È finito il tempo in cui “l’amore era la festa dell’individualità,
dell’inimitabilità, la gloria di ciò che è unico, di ciò che non tollera le
ripetizioni”.
Nell’era del conformismo, le cosce non sono più
l’immagine metaforica del cammino, le natiche non suscitano più brutalità e
allegria, il seno non è più l’altare dinanzi a cui l’uomo si santifica. La
nostra è l’epoca dell’”ombelico scoperto”, che non solo non si ribella al
meccanismo delle ripetizioni, ma lo esige, è “un appello alle ripetizioni”. E
così, quel piccolo e tondo buchetto, per tutti identico e senza significato,
annienta qualunque erotismo, e livella ogni desiderio e ogni sentimento.
“Tutti gli ombelichi sono uguali”.
Dal “soffro dunque sono” dell’”Insostenibile
leggerezza dell’essere”, il Kundera maturo passa al “niente significo dunque sono”.
E per l’insignificante storiella delle ventiquattro
pernici, in un pisciatoio a forma di conchiglia, cadde pure il comunismo di
Stalin, che intestò una città della Russia a Kalinin, l’uomo che si pisciava
addosso.

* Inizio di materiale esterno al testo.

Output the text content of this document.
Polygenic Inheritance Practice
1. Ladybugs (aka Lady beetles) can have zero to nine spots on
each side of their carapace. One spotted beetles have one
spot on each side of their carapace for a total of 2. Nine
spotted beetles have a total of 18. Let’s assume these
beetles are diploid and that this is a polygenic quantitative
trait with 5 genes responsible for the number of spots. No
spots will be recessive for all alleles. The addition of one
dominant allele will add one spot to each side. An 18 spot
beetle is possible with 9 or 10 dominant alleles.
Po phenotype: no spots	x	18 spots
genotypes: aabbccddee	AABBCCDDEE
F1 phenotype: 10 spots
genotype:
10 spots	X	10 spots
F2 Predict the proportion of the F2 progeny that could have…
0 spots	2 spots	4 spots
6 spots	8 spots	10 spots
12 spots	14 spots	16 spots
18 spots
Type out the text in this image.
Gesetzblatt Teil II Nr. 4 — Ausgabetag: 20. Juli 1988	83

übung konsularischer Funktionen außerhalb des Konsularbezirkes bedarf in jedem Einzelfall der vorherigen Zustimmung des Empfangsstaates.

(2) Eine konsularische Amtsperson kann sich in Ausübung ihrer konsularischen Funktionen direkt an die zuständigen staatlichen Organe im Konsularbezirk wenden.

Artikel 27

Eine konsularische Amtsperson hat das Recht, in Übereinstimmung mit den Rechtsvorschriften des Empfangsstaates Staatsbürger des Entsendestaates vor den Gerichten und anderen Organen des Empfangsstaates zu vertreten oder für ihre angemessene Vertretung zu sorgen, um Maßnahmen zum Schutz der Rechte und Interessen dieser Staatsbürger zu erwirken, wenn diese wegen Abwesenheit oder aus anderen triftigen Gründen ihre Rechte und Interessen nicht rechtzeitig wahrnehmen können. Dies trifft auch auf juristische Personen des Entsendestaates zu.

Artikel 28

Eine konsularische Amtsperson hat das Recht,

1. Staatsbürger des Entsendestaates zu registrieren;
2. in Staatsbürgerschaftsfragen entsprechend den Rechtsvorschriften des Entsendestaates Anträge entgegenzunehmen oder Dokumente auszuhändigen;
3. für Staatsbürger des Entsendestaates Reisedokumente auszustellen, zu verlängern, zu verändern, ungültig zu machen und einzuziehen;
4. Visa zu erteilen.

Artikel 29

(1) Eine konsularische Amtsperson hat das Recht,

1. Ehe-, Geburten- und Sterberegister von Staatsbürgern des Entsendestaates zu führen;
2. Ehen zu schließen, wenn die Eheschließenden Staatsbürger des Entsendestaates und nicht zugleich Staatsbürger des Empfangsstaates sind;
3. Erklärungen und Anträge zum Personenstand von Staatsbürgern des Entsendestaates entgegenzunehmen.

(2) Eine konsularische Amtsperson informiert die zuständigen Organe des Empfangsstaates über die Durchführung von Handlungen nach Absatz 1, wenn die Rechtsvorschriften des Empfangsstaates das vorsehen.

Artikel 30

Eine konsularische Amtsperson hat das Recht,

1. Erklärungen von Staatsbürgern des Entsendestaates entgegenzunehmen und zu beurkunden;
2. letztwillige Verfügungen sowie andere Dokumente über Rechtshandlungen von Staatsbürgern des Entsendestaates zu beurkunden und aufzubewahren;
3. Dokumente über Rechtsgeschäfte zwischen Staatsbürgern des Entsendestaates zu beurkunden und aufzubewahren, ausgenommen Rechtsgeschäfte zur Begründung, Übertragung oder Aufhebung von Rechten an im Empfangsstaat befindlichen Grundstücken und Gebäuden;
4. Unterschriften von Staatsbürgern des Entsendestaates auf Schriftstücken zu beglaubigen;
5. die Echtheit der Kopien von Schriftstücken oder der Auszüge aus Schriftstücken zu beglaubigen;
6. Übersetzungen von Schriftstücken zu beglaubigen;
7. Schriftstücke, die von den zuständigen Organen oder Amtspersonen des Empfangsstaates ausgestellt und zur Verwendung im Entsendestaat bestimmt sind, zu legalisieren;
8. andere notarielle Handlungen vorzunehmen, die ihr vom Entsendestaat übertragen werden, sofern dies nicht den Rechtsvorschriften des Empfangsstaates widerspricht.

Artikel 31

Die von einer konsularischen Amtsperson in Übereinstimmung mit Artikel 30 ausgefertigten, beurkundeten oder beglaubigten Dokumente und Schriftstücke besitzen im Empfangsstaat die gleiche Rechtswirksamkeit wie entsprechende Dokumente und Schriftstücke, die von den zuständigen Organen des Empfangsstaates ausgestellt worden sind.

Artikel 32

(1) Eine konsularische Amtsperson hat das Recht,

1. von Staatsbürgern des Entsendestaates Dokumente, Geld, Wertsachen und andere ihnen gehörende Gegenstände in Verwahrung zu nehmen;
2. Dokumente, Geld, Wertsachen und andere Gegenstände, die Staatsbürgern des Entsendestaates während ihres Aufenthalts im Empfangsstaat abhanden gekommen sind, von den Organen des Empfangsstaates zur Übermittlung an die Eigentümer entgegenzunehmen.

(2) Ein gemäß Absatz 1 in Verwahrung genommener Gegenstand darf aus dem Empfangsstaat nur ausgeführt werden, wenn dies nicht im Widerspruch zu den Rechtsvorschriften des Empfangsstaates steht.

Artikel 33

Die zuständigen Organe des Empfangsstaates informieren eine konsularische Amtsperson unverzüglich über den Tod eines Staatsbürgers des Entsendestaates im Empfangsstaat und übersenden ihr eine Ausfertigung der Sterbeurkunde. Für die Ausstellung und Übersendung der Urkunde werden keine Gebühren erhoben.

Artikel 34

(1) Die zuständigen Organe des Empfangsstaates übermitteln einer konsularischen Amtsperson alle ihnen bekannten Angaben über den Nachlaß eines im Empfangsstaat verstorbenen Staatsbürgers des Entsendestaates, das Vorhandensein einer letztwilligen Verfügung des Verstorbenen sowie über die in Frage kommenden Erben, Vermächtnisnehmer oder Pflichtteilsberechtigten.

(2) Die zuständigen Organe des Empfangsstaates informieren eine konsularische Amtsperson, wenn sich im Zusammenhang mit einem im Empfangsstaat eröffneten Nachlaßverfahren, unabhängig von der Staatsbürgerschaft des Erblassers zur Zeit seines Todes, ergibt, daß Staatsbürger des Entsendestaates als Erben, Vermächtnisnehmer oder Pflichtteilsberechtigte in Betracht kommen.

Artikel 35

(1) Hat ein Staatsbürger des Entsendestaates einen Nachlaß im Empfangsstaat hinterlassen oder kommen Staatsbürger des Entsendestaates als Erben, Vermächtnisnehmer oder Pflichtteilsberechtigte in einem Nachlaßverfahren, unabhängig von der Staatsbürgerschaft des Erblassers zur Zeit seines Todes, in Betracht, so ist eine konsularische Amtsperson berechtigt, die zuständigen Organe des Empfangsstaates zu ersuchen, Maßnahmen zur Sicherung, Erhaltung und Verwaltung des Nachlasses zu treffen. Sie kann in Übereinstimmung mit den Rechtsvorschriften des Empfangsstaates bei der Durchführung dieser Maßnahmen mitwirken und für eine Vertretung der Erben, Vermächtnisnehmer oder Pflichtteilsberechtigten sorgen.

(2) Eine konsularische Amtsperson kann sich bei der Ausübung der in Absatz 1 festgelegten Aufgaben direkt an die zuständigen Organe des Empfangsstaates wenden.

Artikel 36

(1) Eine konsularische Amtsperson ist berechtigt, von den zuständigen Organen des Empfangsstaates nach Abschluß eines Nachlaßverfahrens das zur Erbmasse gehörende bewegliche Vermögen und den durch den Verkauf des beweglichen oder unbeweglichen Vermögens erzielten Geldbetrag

Perché non esiste un “eroismo più prosaico e più umano” del “soffrire
per non sporcarsi le mutande”.
E cadde anche un angelo, e una piuma la tenne tra le
dita una signora, e infiniti angeli cominciarono a cadere. Un parallelo con
Rilke?
Forse l’unico modo per resistere al mondo è non prenderlo
troppo sul serio.
Ecco “La festa dell’insignificanza”.